I guess this is meaningless in Julia, since Julia doesn’t have pointers (in normal use cases). You can directly use abstract types and cast it down to concrete type at runtime, just like in those dynamic languages. Example:
function f(x::Vector{Integer})
for i in x
if isa(i,Int)
cast_i = i::Int
println("is a Int")
elseif isa(i,UInt8)
cast_i = i::UInt8
println("is a UInt8")
end
end
end
Then you can use Vector{Number} or Vector{Any}. Any is the supertype of all the types, and Number is the supertype of all the number types (including double, int and complex). If you just want real number type, you can consider Real type.
P.S. It seems that you are unclear about Julia’s type system. You can read the Types section to get more info. Julia is quite different to those static-type languages like C#, C++ and go.

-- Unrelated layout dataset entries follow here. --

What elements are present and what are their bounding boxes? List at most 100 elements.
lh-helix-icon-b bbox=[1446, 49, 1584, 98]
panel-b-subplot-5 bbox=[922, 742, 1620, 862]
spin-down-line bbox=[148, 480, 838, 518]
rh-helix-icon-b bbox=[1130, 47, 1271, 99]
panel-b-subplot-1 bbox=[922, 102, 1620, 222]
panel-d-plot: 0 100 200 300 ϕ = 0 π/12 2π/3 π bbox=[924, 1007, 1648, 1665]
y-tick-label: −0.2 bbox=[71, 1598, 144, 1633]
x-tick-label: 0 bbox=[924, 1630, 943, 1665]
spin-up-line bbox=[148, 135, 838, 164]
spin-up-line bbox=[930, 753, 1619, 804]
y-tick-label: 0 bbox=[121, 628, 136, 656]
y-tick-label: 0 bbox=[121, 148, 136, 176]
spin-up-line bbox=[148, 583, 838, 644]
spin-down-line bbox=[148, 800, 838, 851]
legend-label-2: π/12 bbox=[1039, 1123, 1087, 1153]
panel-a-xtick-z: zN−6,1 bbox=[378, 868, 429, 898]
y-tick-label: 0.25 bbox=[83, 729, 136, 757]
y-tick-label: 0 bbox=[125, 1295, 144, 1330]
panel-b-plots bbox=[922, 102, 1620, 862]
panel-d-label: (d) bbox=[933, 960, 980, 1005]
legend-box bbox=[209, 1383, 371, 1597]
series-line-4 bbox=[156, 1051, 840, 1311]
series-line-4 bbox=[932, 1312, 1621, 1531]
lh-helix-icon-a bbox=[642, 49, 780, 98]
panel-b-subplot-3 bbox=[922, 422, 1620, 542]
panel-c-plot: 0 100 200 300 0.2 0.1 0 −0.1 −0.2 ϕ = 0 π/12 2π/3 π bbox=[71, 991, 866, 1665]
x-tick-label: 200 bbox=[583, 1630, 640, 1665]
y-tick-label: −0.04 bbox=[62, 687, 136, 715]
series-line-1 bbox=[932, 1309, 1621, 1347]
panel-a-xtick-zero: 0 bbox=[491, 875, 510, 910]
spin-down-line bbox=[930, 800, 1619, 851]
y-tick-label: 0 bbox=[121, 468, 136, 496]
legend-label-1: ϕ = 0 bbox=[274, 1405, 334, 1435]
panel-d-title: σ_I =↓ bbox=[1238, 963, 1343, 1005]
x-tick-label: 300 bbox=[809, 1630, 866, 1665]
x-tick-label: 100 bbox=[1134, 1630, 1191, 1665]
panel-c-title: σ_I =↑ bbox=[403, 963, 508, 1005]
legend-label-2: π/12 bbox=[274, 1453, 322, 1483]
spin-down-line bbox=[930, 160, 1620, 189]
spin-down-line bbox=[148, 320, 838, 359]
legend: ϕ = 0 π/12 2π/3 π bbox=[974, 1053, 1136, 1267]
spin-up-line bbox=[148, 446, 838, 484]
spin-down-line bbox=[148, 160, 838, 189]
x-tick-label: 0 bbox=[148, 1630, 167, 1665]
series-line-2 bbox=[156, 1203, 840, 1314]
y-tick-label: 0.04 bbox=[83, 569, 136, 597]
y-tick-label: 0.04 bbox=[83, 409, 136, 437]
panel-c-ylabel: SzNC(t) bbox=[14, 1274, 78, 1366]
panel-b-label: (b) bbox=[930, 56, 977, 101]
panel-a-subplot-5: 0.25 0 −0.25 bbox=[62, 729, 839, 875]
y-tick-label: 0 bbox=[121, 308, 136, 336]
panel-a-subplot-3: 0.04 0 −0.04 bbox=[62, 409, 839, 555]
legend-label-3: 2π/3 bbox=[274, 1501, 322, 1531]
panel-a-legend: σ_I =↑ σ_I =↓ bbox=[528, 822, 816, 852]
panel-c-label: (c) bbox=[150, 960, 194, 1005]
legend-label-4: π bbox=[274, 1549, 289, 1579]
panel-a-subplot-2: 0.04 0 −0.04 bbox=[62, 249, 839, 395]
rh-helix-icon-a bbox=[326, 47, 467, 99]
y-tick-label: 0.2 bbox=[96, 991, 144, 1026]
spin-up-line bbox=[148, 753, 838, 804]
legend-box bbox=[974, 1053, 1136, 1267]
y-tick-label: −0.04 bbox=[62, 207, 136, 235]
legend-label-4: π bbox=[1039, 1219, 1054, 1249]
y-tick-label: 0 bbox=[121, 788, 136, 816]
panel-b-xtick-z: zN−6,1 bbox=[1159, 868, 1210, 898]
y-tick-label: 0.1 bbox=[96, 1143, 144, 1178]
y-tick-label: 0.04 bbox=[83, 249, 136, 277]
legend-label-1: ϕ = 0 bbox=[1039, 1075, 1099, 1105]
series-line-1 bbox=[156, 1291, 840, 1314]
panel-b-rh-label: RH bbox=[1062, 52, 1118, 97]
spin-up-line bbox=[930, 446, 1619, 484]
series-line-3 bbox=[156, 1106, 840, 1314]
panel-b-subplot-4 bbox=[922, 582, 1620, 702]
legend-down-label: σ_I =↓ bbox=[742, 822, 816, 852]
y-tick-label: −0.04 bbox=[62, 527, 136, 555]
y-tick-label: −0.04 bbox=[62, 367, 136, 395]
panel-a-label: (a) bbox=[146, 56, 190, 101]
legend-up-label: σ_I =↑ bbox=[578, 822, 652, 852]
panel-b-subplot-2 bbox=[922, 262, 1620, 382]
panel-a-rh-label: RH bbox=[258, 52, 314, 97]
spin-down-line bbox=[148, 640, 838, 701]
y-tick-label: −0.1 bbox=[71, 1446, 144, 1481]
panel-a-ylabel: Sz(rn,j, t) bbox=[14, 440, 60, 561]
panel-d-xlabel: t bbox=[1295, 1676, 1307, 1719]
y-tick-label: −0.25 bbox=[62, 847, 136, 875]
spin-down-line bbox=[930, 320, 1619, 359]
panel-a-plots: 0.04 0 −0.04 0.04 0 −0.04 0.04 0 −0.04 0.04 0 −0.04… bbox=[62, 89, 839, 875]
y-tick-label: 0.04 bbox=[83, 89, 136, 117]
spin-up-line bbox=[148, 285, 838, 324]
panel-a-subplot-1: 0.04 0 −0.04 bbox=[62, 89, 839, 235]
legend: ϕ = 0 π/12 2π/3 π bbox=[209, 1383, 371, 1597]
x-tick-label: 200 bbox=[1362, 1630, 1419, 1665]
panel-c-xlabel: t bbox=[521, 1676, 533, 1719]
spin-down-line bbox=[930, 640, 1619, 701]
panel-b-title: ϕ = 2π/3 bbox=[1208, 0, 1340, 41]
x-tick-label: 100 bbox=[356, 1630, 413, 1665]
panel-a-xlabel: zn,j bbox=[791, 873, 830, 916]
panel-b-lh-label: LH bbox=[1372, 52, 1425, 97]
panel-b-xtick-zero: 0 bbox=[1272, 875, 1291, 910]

I’m not sure I understand why you’re disappointed? Surely you don’t expect floating point numbers to behave exactly like integers…? They’re very different things after all, both conceptually as well as how they’re represented in the computer. If you want a container that can hold a mixture of both while keeping their values, as has been said above, Vector{Real} or Vector{Any} are possibilities (or even Vector{Union{Integer, Float64}}, which can hold double precision floating points as well as any integer type like Int8, Int32 etc. but no other subtype of Real).
Additionally, you may not be aware that Integer is not the same as Int - the former is an abstract type in the type hierarchy, while the latter is a concrete type (a leaf that can’t be subtyped) in the type tree.